The official biography says Kim received his early education in schools in Pyongyang, but some authorities say it's more likely that he was educated in China, as a way of keeping him safe during the Korean War.

Rising Through Party Ranks

While his father built a powerful cult of personality, the younger Kim held a variety of posts in the ruling Korean Workers Party, often as an enforcer of his father's ideology. He helped consolidate the party's control over the North Korean military and oversaw the production of propaganda materials, especially movies.

By 1982, Kim Jong Il held the top positions in the party and the military commission, and foreign observers began regarding him as the likely heir apparent to North Korea's leadership.
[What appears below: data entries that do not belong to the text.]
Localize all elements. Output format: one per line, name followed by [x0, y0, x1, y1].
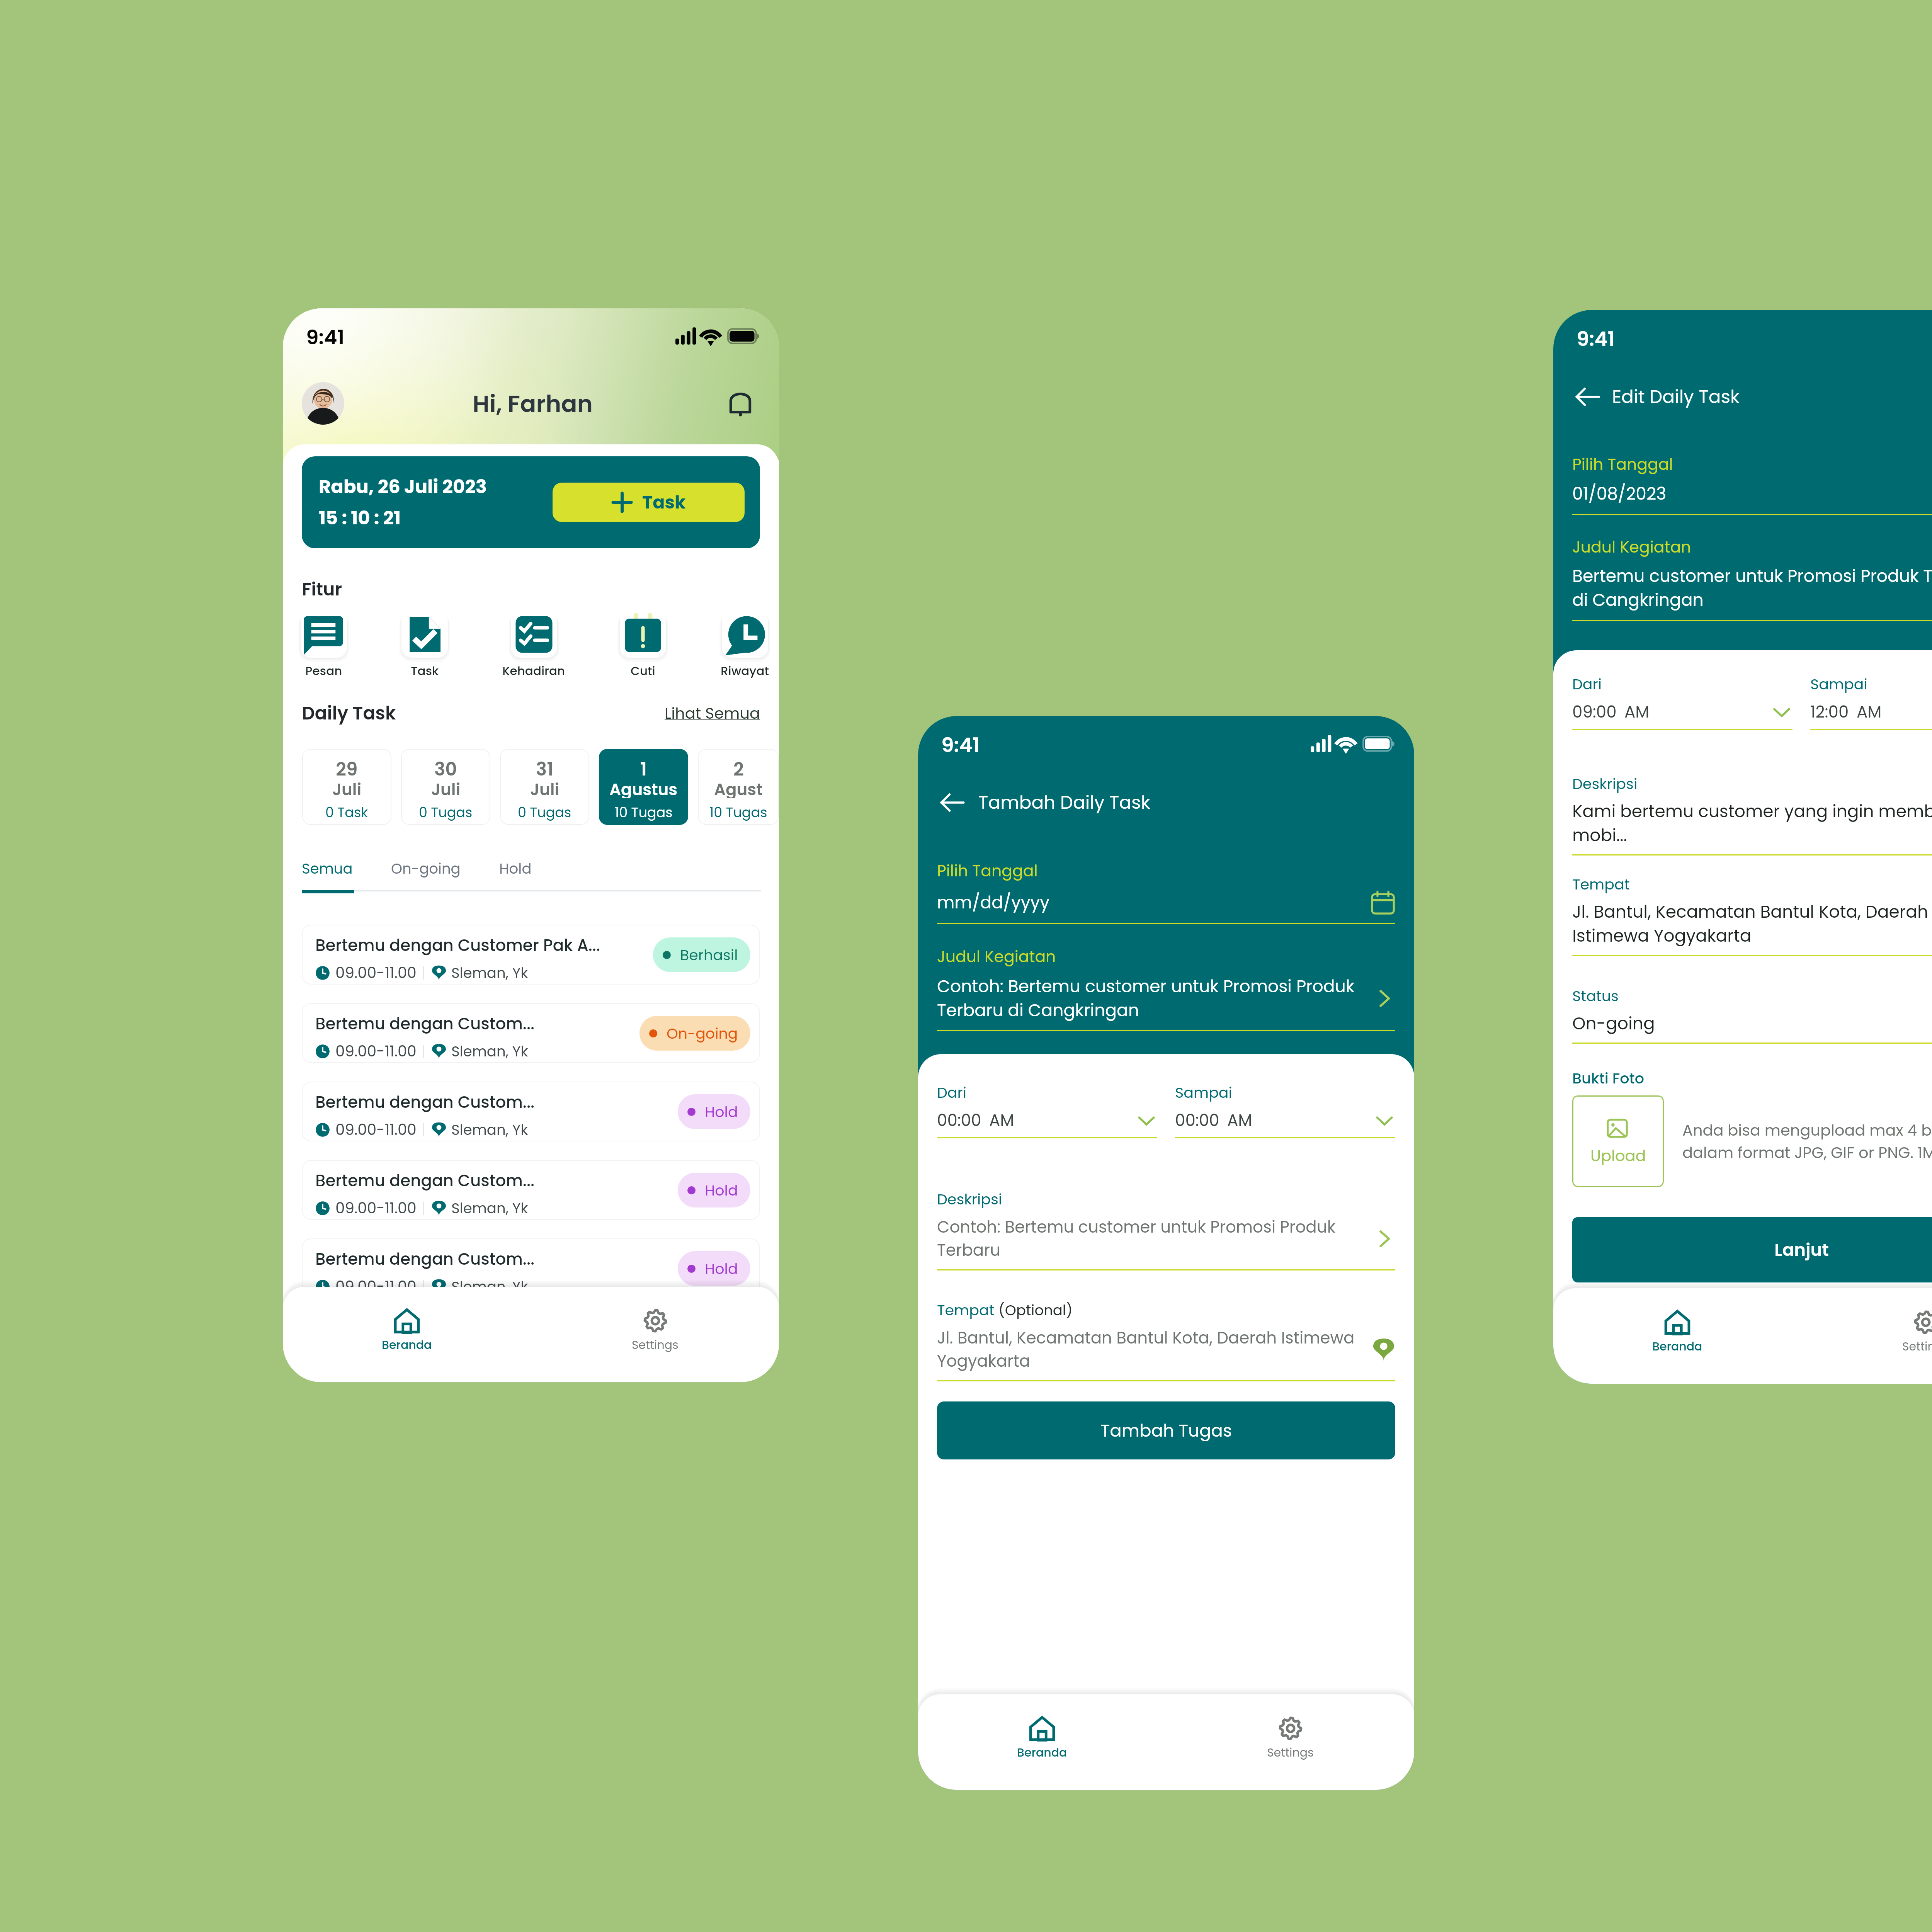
- staticText: Pilih Tanggal: [937, 860, 1038, 882]
- staticText: Tambah Daily Task: [978, 790, 1150, 815]
- button[interactable]: Tambah Tugas: [937, 1401, 1395, 1459]
- staticText: Fitur: [302, 577, 342, 602]
- button[interactable]: Task: [553, 483, 745, 522]
- button[interactable]: Deskripsi: [937, 1189, 1395, 1270]
- staticText: Bertemu dengan Custom...: [315, 1169, 535, 1192]
- staticText: Judul Kegiatan: [937, 946, 1056, 968]
- staticText: Hold: [705, 1259, 738, 1279]
- button[interactable]: Status: [1572, 986, 1932, 1044]
- staticText: Beranda: [382, 1337, 432, 1353]
- staticText: AM: [1857, 701, 1882, 723]
- staticText: Juli: [332, 778, 362, 798]
- staticText: AM: [989, 1109, 1014, 1132]
- button[interactable]: 30: [401, 749, 490, 825]
- staticText: Juli: [530, 778, 560, 798]
- button[interactable]: Bertemu dengan Custom...: [302, 1160, 760, 1220]
- staticText: Tempat: [937, 1300, 995, 1320]
- button[interactable]: Settings: [632, 1308, 679, 1353]
- staticText: AM: [1624, 701, 1650, 723]
- button[interactable]: Bertemu dengan Customer Pak A...: [302, 925, 760, 985]
- staticText: Beranda: [1652, 1338, 1702, 1355]
- button[interactable]: Sampai: [1810, 674, 1932, 730]
- button[interactable]: Rabu, 26 Juli 2023: [302, 456, 760, 548]
- staticText: 00:00: [937, 1109, 981, 1132]
- button[interactable]: Pesan: [301, 611, 347, 679]
- button[interactable]: Beranda: [382, 1308, 432, 1353]
- staticText: 09:00: [1572, 701, 1617, 723]
- staticText: Pesan: [305, 662, 342, 679]
- staticText: Sleman, Yk: [451, 1120, 528, 1140]
- button[interactable]: Settings: [1902, 1309, 1932, 1355]
- staticText: 9:41: [306, 323, 345, 351]
- button[interactable]: Bertemu dengan Custom...: [302, 1238, 760, 1298]
- button[interactable]: Hold: [499, 859, 532, 879]
- button[interactable]: 29: [302, 749, 391, 825]
- button[interactable]: Notifications: [722, 385, 759, 422]
- button[interactable]: Bertemu dengan Custom...: [302, 1082, 760, 1141]
- button[interactable]: Deskripsi: [1572, 774, 1932, 855]
- button[interactable]: Riwayat: [721, 611, 769, 679]
- staticText: 15 : 10 : 21: [319, 505, 401, 531]
- staticText: Sampai: [1175, 1082, 1232, 1103]
- staticText: Dari: [1572, 674, 1602, 694]
- button[interactable]: Lanjut: [1572, 1217, 1932, 1282]
- button[interactable]: Profile: [302, 382, 344, 425]
- button[interactable]: Pilih Tanggal: [1572, 453, 1932, 515]
- staticText: Contoh: Bertemu customer untuk Promosi P…: [937, 975, 1366, 1022]
- staticText: Sampai: [1810, 674, 1867, 694]
- staticText: 0 Tugas: [518, 803, 571, 821]
- staticText: Beranda: [1017, 1745, 1067, 1761]
- staticText: (Optional): [998, 1300, 1073, 1320]
- staticText: 09.00-11.00: [335, 1119, 417, 1140]
- staticText: Bertemu customer untuk Promosi Produk Te…: [1572, 564, 1932, 612]
- staticText: 1: [640, 757, 647, 778]
- staticText: 0 Tugas: [419, 803, 473, 821]
- staticText: Status: [1572, 986, 1619, 1006]
- staticText: 29: [336, 757, 358, 778]
- button[interactable]: Upload: [1572, 1095, 1664, 1187]
- button[interactable]: Tempat: [1572, 874, 1932, 956]
- button[interactable]: Judul Kegiatan: [937, 946, 1395, 1031]
- staticText: Dari: [937, 1082, 967, 1103]
- staticText: 00:00: [1175, 1109, 1219, 1132]
- button[interactable]: On-going: [391, 859, 461, 879]
- button[interactable]: Lihat Semua: [665, 702, 760, 724]
- button[interactable]: Tempat: [937, 1300, 1395, 1381]
- button[interactable]: Dari: [1572, 674, 1793, 730]
- staticText: Daily Task: [302, 701, 396, 726]
- button[interactable]: 1: [599, 749, 688, 825]
- button[interactable]: Dari: [937, 1082, 1157, 1138]
- staticText: Lihat Semua: [665, 702, 760, 724]
- staticText: Judul Kegiatan: [1572, 536, 1691, 558]
- button[interactable]: 31: [500, 749, 589, 825]
- staticText: 10 Tugas: [615, 803, 673, 821]
- staticText: Sleman, Yk: [451, 1198, 528, 1218]
- staticText: Agust: [714, 778, 763, 798]
- button[interactable]: Beranda: [1652, 1309, 1702, 1355]
- button[interactable]: Settings: [1267, 1715, 1314, 1761]
- button[interactable]: Task: [401, 611, 448, 679]
- staticText: Tempat: [1572, 874, 1630, 895]
- staticText: Juli: [431, 778, 461, 798]
- staticText: Cuti: [631, 662, 655, 679]
- button[interactable]: Cuti: [620, 611, 666, 679]
- button[interactable]: Beranda: [1017, 1715, 1067, 1761]
- button[interactable]: Judul Kegiatan: [1572, 536, 1932, 621]
- button[interactable]: Bertemu dengan Custom...: [302, 1003, 760, 1063]
- staticText: Bertemu dengan Custom...: [315, 1248, 535, 1270]
- staticText: Kami bertemu customer yang ingin membeli…: [1572, 799, 1932, 847]
- button[interactable]: 2: [698, 749, 779, 825]
- staticText: Riwayat: [721, 662, 769, 679]
- staticText: 10 Tugas: [709, 803, 767, 821]
- staticText: Hold: [705, 1102, 738, 1122]
- staticText: Sleman, Yk: [451, 1041, 528, 1061]
- button[interactable]: Back: [936, 786, 968, 819]
- button[interactable]: Semua: [302, 859, 353, 879]
- button[interactable]: Kehadiran: [502, 611, 565, 679]
- button[interactable]: Pilih Tanggal: [937, 860, 1395, 924]
- staticText: Upload: [1590, 1145, 1646, 1167]
- button[interactable]: Back: [1571, 381, 1604, 413]
- staticText: Jl. Bantul, Kecamatan Bantul Kota, Daera…: [1572, 900, 1932, 948]
- button[interactable]: Sampai: [1175, 1082, 1395, 1138]
- staticText: On-going: [667, 1023, 738, 1044]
At the same time though, he had acquired a reputation in the West as a womanizer, a heavy drinker and a fan of Hollywood action movies.

An Uncertain Succession

When Kim Il Sung died in 1994, it wasn't clear whether Kim Jong Il would be strong enough to match his father's God-like status or to fend off rivals for control of the government. Kim Il Sung's cult of personality was so pervasive that even in death he was named "eternal president," and the post of active president was abolished.

It wasn't until 1998 that it became fully clear to outsiders that Kim Jong Il was in command. That year, his post as chairman of the National Defense Commission was declared to be the highest position in the North Korean government.

Peter Maass, a reporter for The New York Times Magazine, told NPR in 2006 that Kim was underrated as a political leader when he first came to power. Maass, who has written extensively about Kim, said information that has emerged lately shows Kim was learning about his future role throughout his early years.

Maass says it's a portrait "of somebody, who even from a young age, as a teenager, was very smart, was interested in politics, was taking notes, was traveling with his father to Russia, and really kind of learning about power, how to manipulate power, how to stay in power."

As it did when Kim Jong Il's father died, speculation now centers on who is likely to succeed him. Kim Jong Il has three sons. The eldest, Kim Jong Nam, 37, is thought to have backing form China, but his 27-year-old half brother, Kim Jong Cheol, appears to have support from high ranking North Korean government officials.